MADONNA) // (CHILD

MADONNA) // (CHILD
So Strong; yet so calm: Mary's Choice.

Saturday, November 2, 2013

TRUTH BE GOD...UNIVERSAL ONE INSTEAD?

"The heart has reasons 
which 
reason knows not of."
~(Pascal)~



?    !    ?
TRUTH
BE
GOD...


UNIVERSAL
ONE
INSTEAD

?    !   ?

God is often conceived as the Supreme Being and principal object of faith.  In theism, God is the creator and sustainer of the universe. In deism, God is the creator (but not the sustainer) of the universe. In pantheism, God is the universe itself. Theologians have ascribed a variety of attributes to the many different conceptions of God. Common among these are omniscience (infinite knowledge), omnipotence (unlimited power), omnipresence (present everywhere), omnibenevolence (perfect goodness), divine simplicity, and eternal and necessary existence. Monotheism is the belief in the existence of one God or in the oneness of God. God has also been conceived as being incorporeal (immaterial), a personal being, the source of all moral obligation, and the "greatest conceivable existent".

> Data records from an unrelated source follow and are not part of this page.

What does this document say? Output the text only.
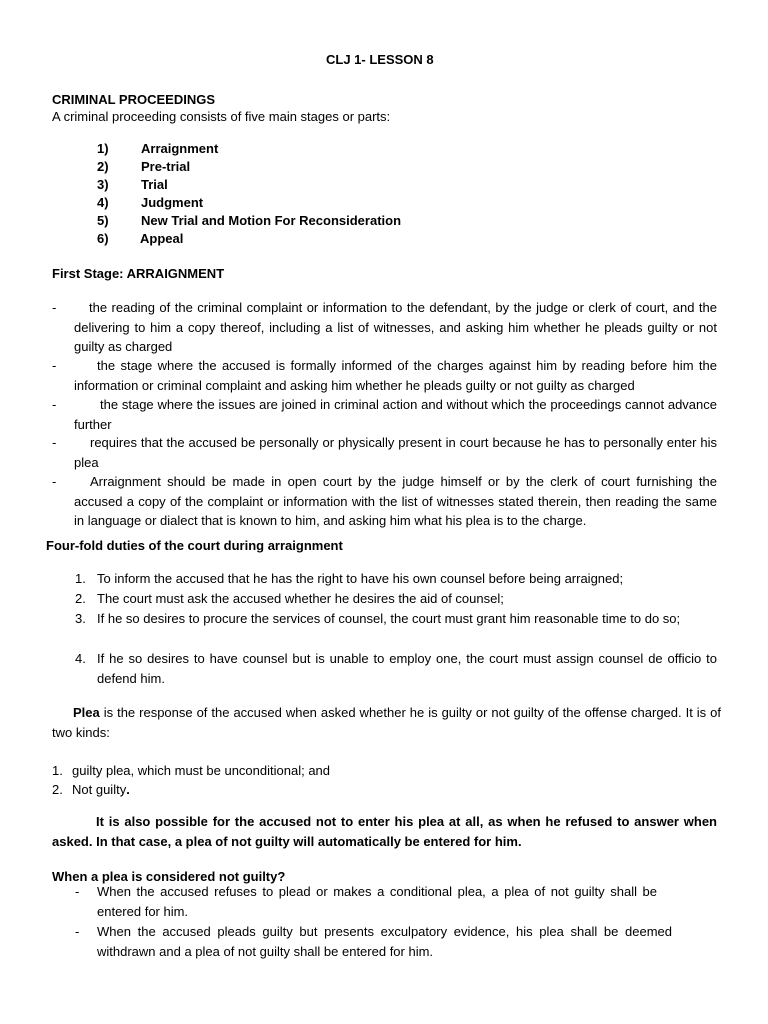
CLJ 1- LESSON 8
CRIMINAL PROCEEDINGS
A criminal proceeding consists of five main stages or parts:
1) Arraignment
2) Pre-trial
3) Trial
4) Judgment
5) New Trial and Motion For Reconsideration
6) Appeal
First Stage: ARRAIGNMENT
-	the reading of the criminal complaint or information to the defendant, by the judge or clerk of court, and the delivering to him a copy thereof, including a list of witnesses, and asking him whether he pleads guilty or not guilty as charged
-	the stage where the accused is formally informed of the charges against him by reading before him the information or criminal complaint and asking him whether he pleads guilty or not guilty as charged
-	the stage where the issues are joined in criminal action and without which the proceedings cannot advance further
-	requires that the accused be personally or physically present in court because he has to personally enter his plea
-	Arraignment should be made in open court by the judge himself or by the clerk of court furnishing the accused a copy of the complaint or information with the list of witnesses stated therein, then reading the same in language or dialect that is known to him, and asking him what his plea is to the charge.
Four-fold duties of the court during arraignment
1. To inform the accused that he has the right to have his own counsel before being arraigned;
2. The court must ask the accused whether he desires the aid of counsel;
3. If he so desires to procure the services of counsel, the court must grant him reasonable time to do so;
4. If he so desires to have counsel but is unable to employ one, the court must assign counsel de officio to defend him.
Plea is the response of the accused when asked whether he is guilty or not guilty of the offense charged. It is of two kinds:
1. guilty plea, which must be unconditional; and
2. Not guilty.
It is also possible for the accused not to enter his plea at all, as when he refused to answer when asked. In that case, a plea of not guilty will automatically be entered for him.
When a plea is considered not guilty?
- When the accused refuses to plead or makes a conditional plea, a plea of not guilty shall be entered for him.
- When the accused pleads guilty but presents exculpatory evidence, his plea shall be deemed withdrawn and a plea of not guilty shall be entered for him.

Émile Durkheim was one of the earliest to suggest that gods represent an extension of human social life to include supernatural beings. In line with this reasoning, psychologist Matt Rossano contends that when humans began living in larger groups, they may have created gods as a means of enforcing morality. In small groups, morality can be enforced by social forces such as gossip or reputation. However, it is much harder to enforce morality using social forces in much larger groups. Rossano indicates that by including ever-watchful gods and spirits, humans discovered an effective strategy for restraining selfishness and building more cooperative groups.

The last centuries of philosophy have seen vigorous questions regarding the arguments for God's existence raised by such philosophers as Immanuel Kant, David Hume and Antony Flew, although Kant held that the argument from morality was valid. The theist response has been either to contend, like Alvin Plantinga, that faith is "properly basic"; or to take, like Richard Swinburne, the evidentialist position. Some theists agree that none of the arguments for God's existence are compelling, but argue that faith is not a product of reason, but requires risk. There would be no risk, they say, if the arguments for God's existence were as solid as the laws of logic, a position summed up by Pascal as: "The heart has reasons which reason knows not of."


***


"Shake off all the fears of servile prejudices, under which weak minds are servilely crouched. Fix reason firmly in her seat, and call on her tribunal for every fact, every opinion. Question with boldness even the existence of a God; because, if there be one, he must more approve of the homage of reason than that of blindfolded fear. "
~(Thomas Jefferson)~


***

Read an article recently about a woman who had decided that children never really grow up until their parents die.

So,
twenty years in advance, this woman told her daughter that she was going to do everything that is the conventional thinking for living a healthy life (good nutrition, exercise, regular physical exams, etc.);
but,
at the age of seventy,
she was going to die so her daughter could finish growing up.

For twenty years, this daughter had to live in anticipation of this event.  After her mother died, (article didn't say how the mother died, but seemed to imply maybe more of a coincidence), this daughter eventually wrote a book about this relationship with her mother.  Was not able finding the article I read reviewing this book or even the book itself enabling me to post a link.

Anyway,
inspired by this article, 
I thought about us all supposedly being God's children.

The question then needing to be ask becomes:


Isn't it possible that humanity's resistance letting go of God, allowing God to die...
maybe just humanity refusing to grow up?